• Dark Elves of Fantasy

    I love Dark Elves! They are one of my favorite fantasy critters. Here is an ultra-short primer on their history!

    The first historical mythological context of the Drow was seen in ancient Norse, Germanic, and Scottish mythology/folklore. The Drow, also called Dark elves, are seen in Germanic and Norse mythology. Dark elves were called the Dökkálfar (old Norse) or the Svartálfar; However, the Svartálfar were mainly referred to as black elves, as “Svar-“ means ‘Black’, while the Dökkálfar were referred to as the dark elves. These Germanic myths of the dark elves were first documented in Snorri Sturluson’s Gylfaginning Edda. These were considered the opposite of the Ljósálfar, or “light elves” (Simek, R., 1993, p.295-296).

     

    The Svartálfar from Norse mythology were humanoids that lived underground where they flourished in a place called Svartálfheim, or “Black-Elf-World”. According to the folklore they worked forges on the world tree at the lowest level, and it was thought that they developed their black skin from working the forges (Dark elves, 2007). Also these elves were believed to act either benign or evil, but most myths told of the elves acting evil (Lindow, J., 2001, p. 110).

     

    The Dökkálfar from Norse mythology were a bit different from the Svartálfar. While they did not like the light they did not live underground usually and were considered ancient male spirits that could protect humans, however they were often malevolent. They were considered the opposite of the Ljósálfar (light elves and/or high elves) Scottish folklore developed their version of dark elves from the Norse. They were referred to as Trow or black elves and were homogeneous to the Svartálfar. They lived in mines and caves and were sometimes considered to be good, but most stories portray them as being evil (Dark elves, 2007).

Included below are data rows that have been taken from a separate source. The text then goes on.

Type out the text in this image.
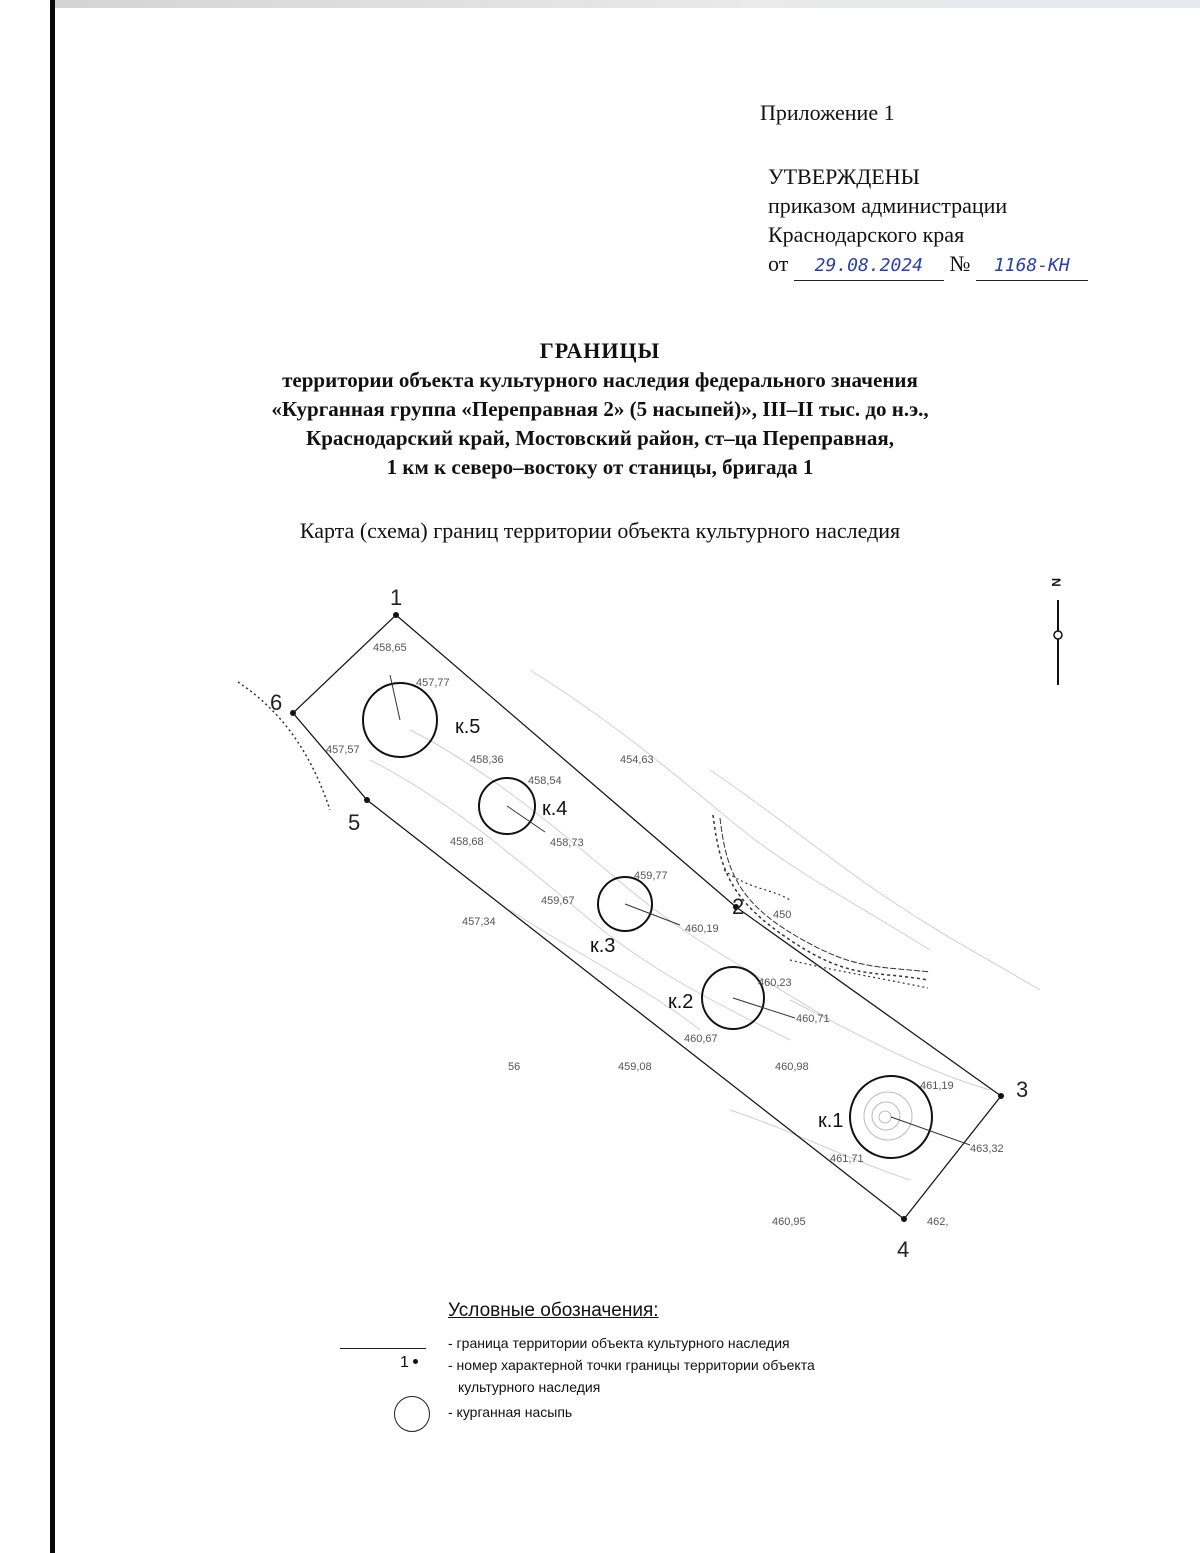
Приложение 1
УТВЕРЖДЕНЫ
приказом администрации
Краснодарского края
от 29.08.2024 № 1168-КН
ГРАНИЦЫ
территории объекта культурного наследия федерального значения
«Курганная группа «Переправная 2» (5 насыпей)», III–II тыс. до н.э.,
Краснодарский край, Мостовский район, ст–ца Переправная,
1 км к северо–востоку от станицы, бригада 1
Карта (схема) границ территории объекта культурного наследия
1
2
3
4
5
6
к.5
к.4
к.3
к.2
к.1
458,65
457,77
457,57
458,36
458,54
454,63
458,68	458,73
457,34
459,67
459,77
460,19
450
460,23
460,71
460,67
56	459,08	460,98
461,19
463,32
461,71
460,95	462,
N
Условные обозначения:
- граница территории объекта культурного наследия
1	- номер характерной точки границы территории объекта
культурного наследия
- курганная насыпь
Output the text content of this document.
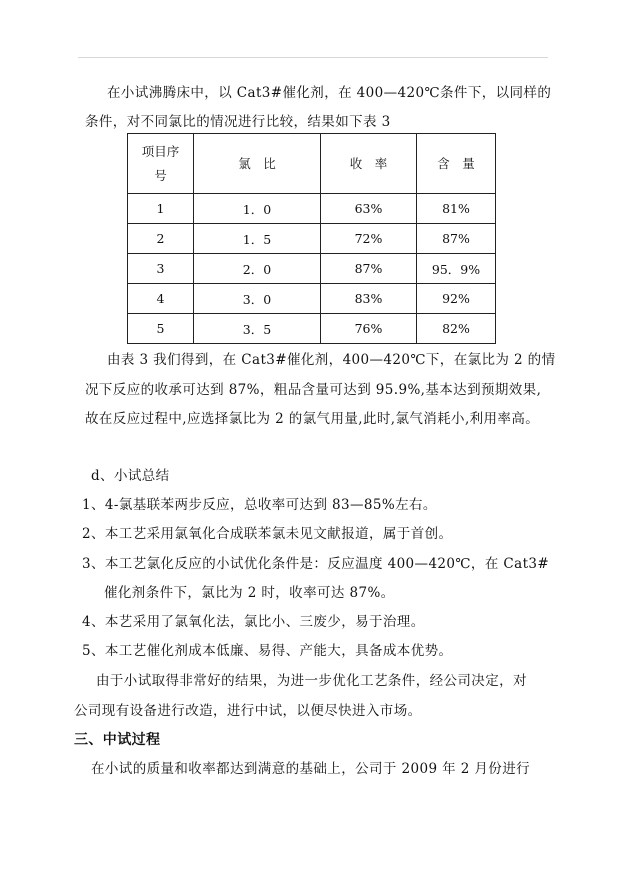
在小试沸腾床中，以 Cat3#催化剂，在 400—420℃条件下，以同样的
条件，对不同氯比的情况进行比较，结果如下表 3
项目序号	氯　比	收　率	含　量
1	1．0	63%	81%
2	1．5	72%	87%
3	2．0	87%	95．9%
4	3．0	83%	92%
5	3．5	76%	82%
由表 3 我们得到，在 Cat3#催化剂，400—420℃下，在氯比为 2 的情
况下反应的收承可达到 87%，粗品含量可达到 95.9%,基本达到预期效果,
故在反应过程中,应选择氯比为 2 的氯气用量,此时,氯气消耗小,利用率高。
d、小试总结
1、4-氯基联苯两步反应，总收率可达到 83—85%左右。
2、本工艺采用氯氧化合成联苯氯未见文献报道，属于首创。
3、本工艺氯化反应的小试优化条件是：反应温度 400—420℃，在 Cat3#
催化剂条件下，氯比为 2 时，收率可达 87%。
4、本艺采用了氯氧化法，氯比小、三废少，易于治理。
5、本工艺催化剂成本低廉、易得、产能大，具备成本优势。
由于小试取得非常好的结果，为进一步优化工艺条件，经公司决定，对
公司现有设备进行改造，进行中试，以便尽快进入市场。
三、中试过程
在小试的质量和收率都达到满意的基础上，公司于 2009 年 2 月份进行
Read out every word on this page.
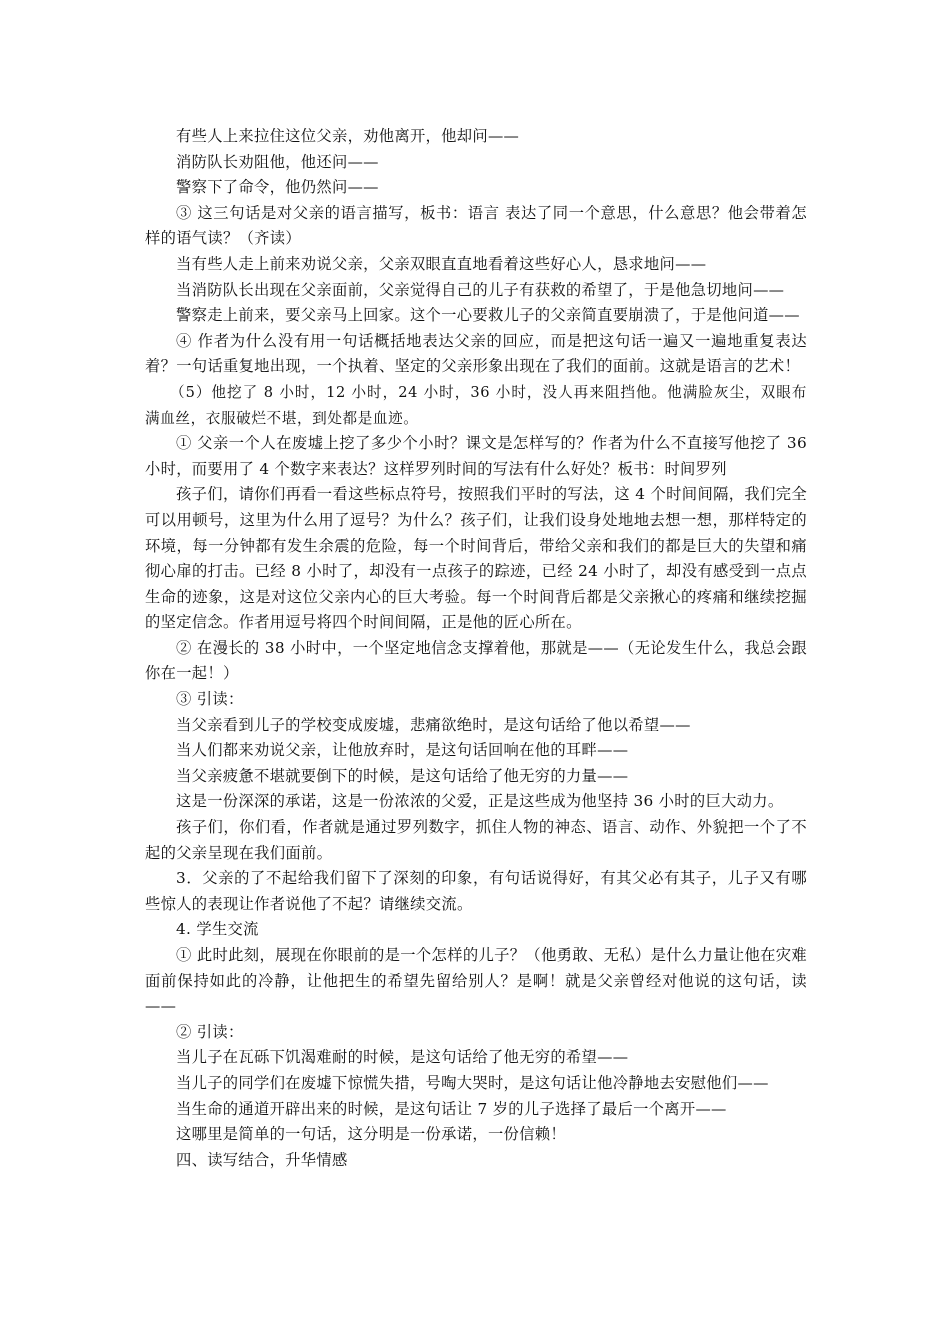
有些人上来拉住这位父亲，劝他离开，他却问——

消防队长劝阻他，他还问——

警察下了命令，他仍然问——

③ 这三句话是对父亲的语言描写，板书：语言 表达了同一个意思，什么意思？他会带着怎样的语气读？（齐读）

当有些人走上前来劝说父亲，父亲双眼直直地看着这些好心人，恳求地问——

当消防队长出现在父亲面前，父亲觉得自己的儿子有获救的希望了，于是他急切地问——

警察走上前来，要父亲马上回家。这个一心要救儿子的父亲简直要崩溃了，于是他问道——

④ 作者为什么没有用一句话概括地表达父亲的回应，而是把这句话一遍又一遍地重复表达着？一句话重复地出现，一个执着、坚定的父亲形象出现在了我们的面前。这就是语言的艺术！

（5）他挖了 8 小时，12 小时，24 小时，36 小时，没人再来阻挡他。他满脸灰尘，双眼布满血丝，衣服破烂不堪，到处都是血迹。

① 父亲一个人在废墟上挖了多少个小时？课文是怎样写的？作者为什么不直接写他挖了 36 小时，而要用了 4 个数字来表达？这样罗列时间的写法有什么好处？板书：时间罗列

孩子们，请你们再看一看这些标点符号，按照我们平时的写法，这 4 个时间间隔，我们完全可以用顿号，这里为什么用了逗号？为什么？孩子们，让我们设身处地地去想一想，那样特定的环境，每一分钟都有发生余震的危险，每一个时间背后，带给父亲和我们的都是巨大的失望和痛彻心扉的打击。已经 8 小时了，却没有一点孩子的踪迹，已经 24 小时了，却没有感受到一点点生命的迹象，这是对这位父亲内心的巨大考验。每一个时间背后都是父亲揪心的疼痛和继续挖掘的坚定信念。作者用逗号将四个时间间隔，正是他的匠心所在。

② 在漫长的 38 小时中，一个坚定地信念支撑着他，那就是——（无论发生什么，我总会跟你在一起！）

③ 引读：

当父亲看到儿子的学校变成废墟，悲痛欲绝时，是这句话给了他以希望——

当人们都来劝说父亲，让他放弃时，是这句话回响在他的耳畔——

当父亲疲惫不堪就要倒下的时候，是这句话给了他无穷的力量——

这是一份深深的承诺，这是一份浓浓的父爱，正是这些成为他坚持 36 小时的巨大动力。

孩子们，你们看，作者就是通过罗列数字，抓住人物的神态、语言、动作、外貌把一个了不起的父亲呈现在我们面前。

3．父亲的了不起给我们留下了深刻的印象，有句话说得好，有其父必有其子，儿子又有哪些惊人的表现让作者说他了不起？请继续交流。

4. 学生交流

① 此时此刻，展现在你眼前的是一个怎样的儿子？（他勇敢、无私）是什么力量让他在灾难面前保持如此的冷静，让他把生的希望先留给别人？是啊！就是父亲曾经对他说的这句话，读——

② 引读：

当儿子在瓦砾下饥渴难耐的时候，是这句话给了他无穷的希望——

当儿子的同学们在废墟下惊慌失措，号啕大哭时，是这句话让他冷静地去安慰他们——

当生命的通道开辟出来的时候，是这句话让 7 岁的儿子选择了最后一个离开——

这哪里是简单的一句话，这分明是一份承诺，一份信赖！

四、读写结合，升华情感
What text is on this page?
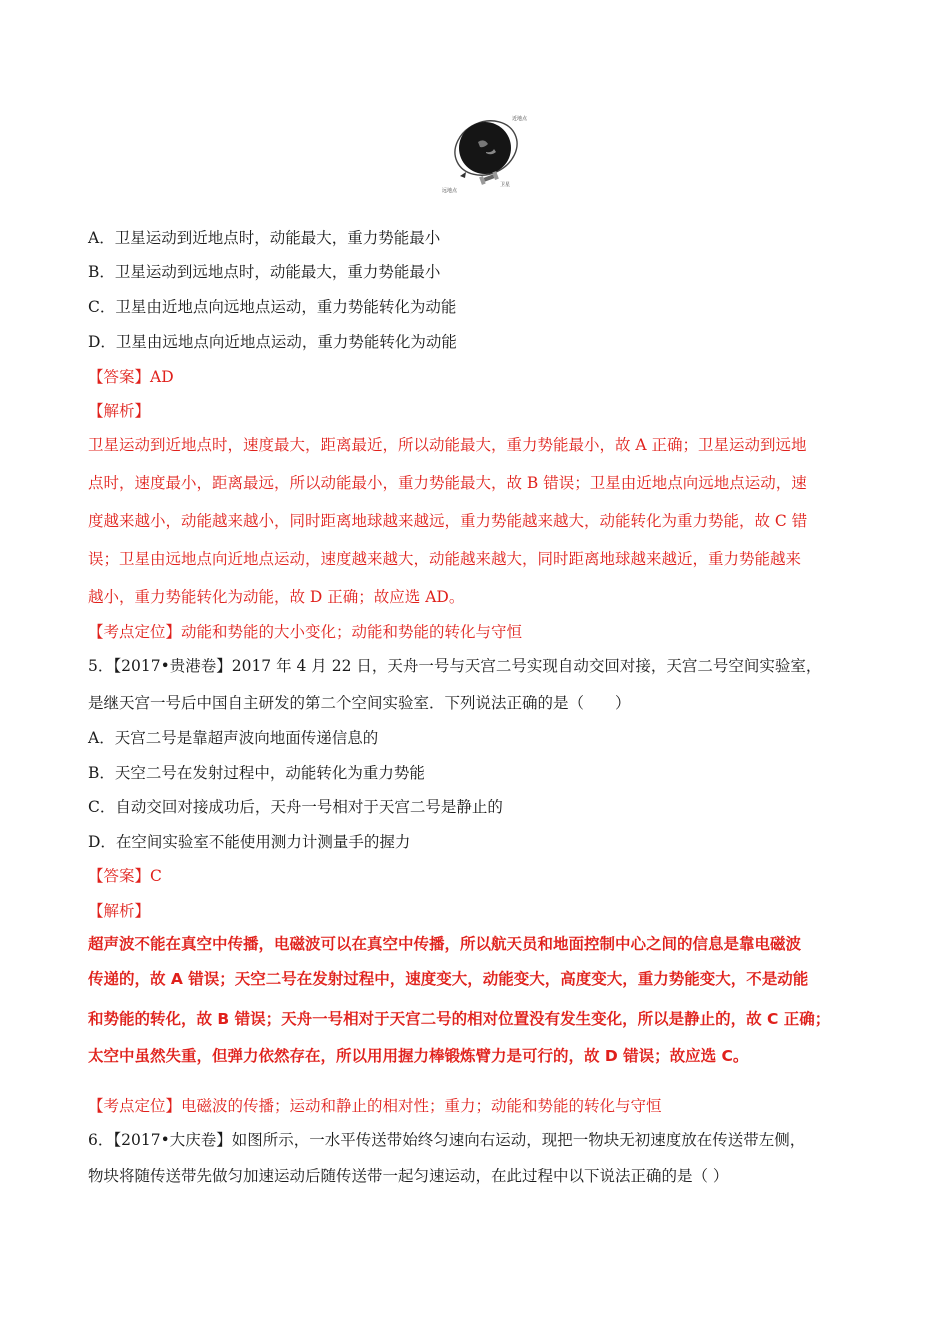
近地点
远地点
卫星
A．卫星运动到近地点时，动能最大，重力势能最小
B．卫星运动到远地点时，动能最大，重力势能最小
C．卫星由近地点向远地点运动，重力势能转化为动能
D．卫星由远地点向近地点运动，重力势能转化为动能
【答案】AD
【解析】
卫星运动到近地点时，速度最大，距离最近，所以动能最大，重力势能最小，故 A 正确；卫星运动到远地
点时，速度最小，距离最远，所以动能最小，重力势能最大，故 B 错误；卫星由近地点向远地点运动，速
度越来越小，动能越来越小，同时距离地球越来越远，重力势能越来越大，动能转化为重力势能，故 C 错
误；卫星由远地点向近地点运动，速度越来越大，动能越来越大，同时距离地球越来越近，重力势能越来
越小，重力势能转化为动能，故 D 正确；故应选 AD。
【考点定位】动能和势能的大小变化；动能和势能的转化与守恒
5．【2017•贵港卷】2017 年 4 月 22 日，天舟一号与天宫二号实现自动交回对接，天宫二号空间实验室，
是继天宫一号后中国自主研发的第二个空间实验室．下列说法正确的是（　　）
A．天宫二号是靠超声波向地面传递信息的
B．天空二号在发射过程中，动能转化为重力势能
C．自动交回对接成功后，天舟一号相对于天宫二号是静止的
D．在空间实验室不能使用测力计测量手的握力
【答案】C
【解析】
超声波不能在真空中传播，电磁波可以在真空中传播，所以航天员和地面控制中心之间的信息是靠电磁波
传递的，故 A 错误；天空二号在发射过程中，速度变大，动能变大，高度变大，重力势能变大，不是动能
和势能的转化，故 B 错误；天舟一号相对于天宫二号的相对位置没有发生变化，所以是静止的，故 C 正确；
太空中虽然失重，但弹力依然存在，所以用用握力棒锻炼臂力是可行的，故 D 错误；故应选 C。
【考点定位】电磁波的传播；运动和静止的相对性；重力；动能和势能的转化与守恒
6．【2017•大庆卷】如图所示，一水平传送带始终匀速向右运动，现把一物块无初速度放在传送带左侧，
物块将随传送带先做匀加速运动后随传送带一起匀速运动，在此过程中以下说法正确的是（ ）
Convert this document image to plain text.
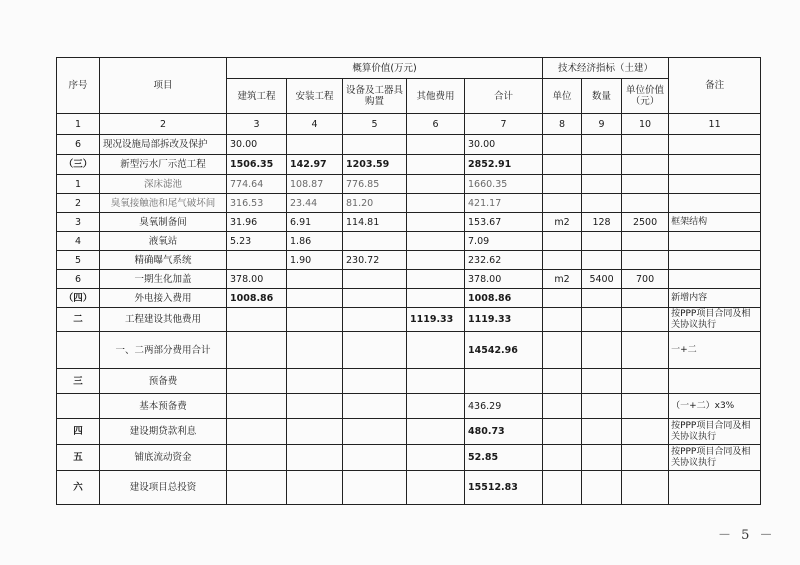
序号	项目	概算价值(万元)					技术经济指标（土建）			备注
		建筑工程	安装工程	设备及工器具购置	其他费用	合计	单位	数量	单位价值（元）	
1	2	3	4	5	6	7	8	9	10	11
6	现况设施局部拆改及保护	30.00				30.00				
（三）	新型污水厂示范工程	1506.35	142.97	1203.59		2852.91				
1	深床滤池	774.64	108.87	776.85		1660.35				
2	臭氧接触池和尾气破坏间	316.53	23.44	81.20		421.17				
3	臭氧制备间	31.96	6.91	114.81		153.67	m2	128	2500	框架结构
4	液氧站	5.23	1.86			7.09				
5	精确曝气系统		1.90	230.72		232.62				
6	一期生化加盖	378.00				378.00	m2	5400	700	
（四）	外电接入费用	1008.86				1008.86				新增内容
二	工程建设其他费用				1119.33	1119.33				按PPP项目合同及相关协议执行
	一、二两部分费用合计					14542.96				一+二
三	预备费									
	基本预备费					436.29				（一+二）x3%
四	建设期贷款利息					480.73				按PPP项目合同及相关协议执行
五	铺底流动资金					52.85				按PPP项目合同及相关协议执行
六	建设项目总投资					15512.83				
－ 5 －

    Gary Gygax in the game Dungeon’s and Dragons created the second and most commonly known context for the Drow. He based all of the games mythology on ancient mythology, such the mythology listed above. This is a role playing game using paper, dice, and a pencil, most commonly played by the gaming and nerd culture. In my experience I have found that more males play this D&D then do females. The Drow are a playable race in this game. In general a Drow character has the social-alignment of evil. They have black skin and silky white-silver hair, generally. They usually have red eyes, but may have grey, amber, or even violet eye colors. Their eyes are sensitive to the light and they cannot tolerate sunlight well so, they live underground in a place called “the Underdark” (Vaughan, G. A., Schwalb, R. J., Pryor, A., Marmell, A., 2007).

     

    In this fantasy realm there is a vast amount of mythology and story behind the Drow. There is so much mythology; this essay cannot cover it all. Depending on which branch of D&D is being played, generally there is one goddess that Drow worship called Lolth. She has eight corporal forms, however she is mainly depicted as a Drow, a Strider (half Drow and half spider), or as a spider. She is often referred to as the spider queen. Also in the Drow realm the females rule and are the clerics to Lolth. The males are looked down upon and are often sacrificed to Lolth. In other branches of the D&D, such as Forgotten Realms, there are two other popular Drow gods. The first, Eilistraee is the only goddess that is good and attempts to lead the Drow from their evil ways, while the second, Vhaeraun, is an evil god yet his followers are males that wish to overpower the females of the race. All of these gods and goddesses are continually at war with one another (Vaughan, G. A., et al, 2007).

     

    The third context Drow are found in is really an off-shoot from D&D. Again the cultures involved are gamers and nerds. Many books were written about the Drow from the mythology found in D&D. These books again depict the Drow, as being evil however there are a few exceptions. In the Forgotten Realm series the Drow Drizzt Do’Urden and Liriel Baenre reject their evil culture and choose to follow a moral path they felt in their hearts (Salvatore, 2005).

     

    The last and fourth context for the Drow can be found in video games. Again, the cultures involved are gamers and nerds, and again most males play these. Some video games are part of the D&D world and those games include: Dungeons & Dragons MMORPG, or Massively Multiplayer Online Roll-Playing Game, and the Neverwinter Nights series, Icewind Dale, etc. Other video games, however, are not related to D&D directly; yet still contain Drow by other names. The Drow are referred to as dark elves since they did not have the copyrights to call them by the same name as D&D. Dark elves can be played in the following role playing games: The Elder Scrolls Series, Everquest (mmorpg), Everquest II (mmorpg), Lineage (mmorpg), and Lineage II (mmorpg) are just some of the examples. Again, generally the dark elves are socially-aligned as evil.

     

    “Dark elves.”, (2007). Wikipedia: The Free Encyclopedia. Retrieved September 13, 2007, from http://en.wikipedia.org/wiki/Dark_Elf

    Lindow, J.(2001). Handbooks of world mythology: Handbook of Norse Mythology. Denver, Co: ABC Clio.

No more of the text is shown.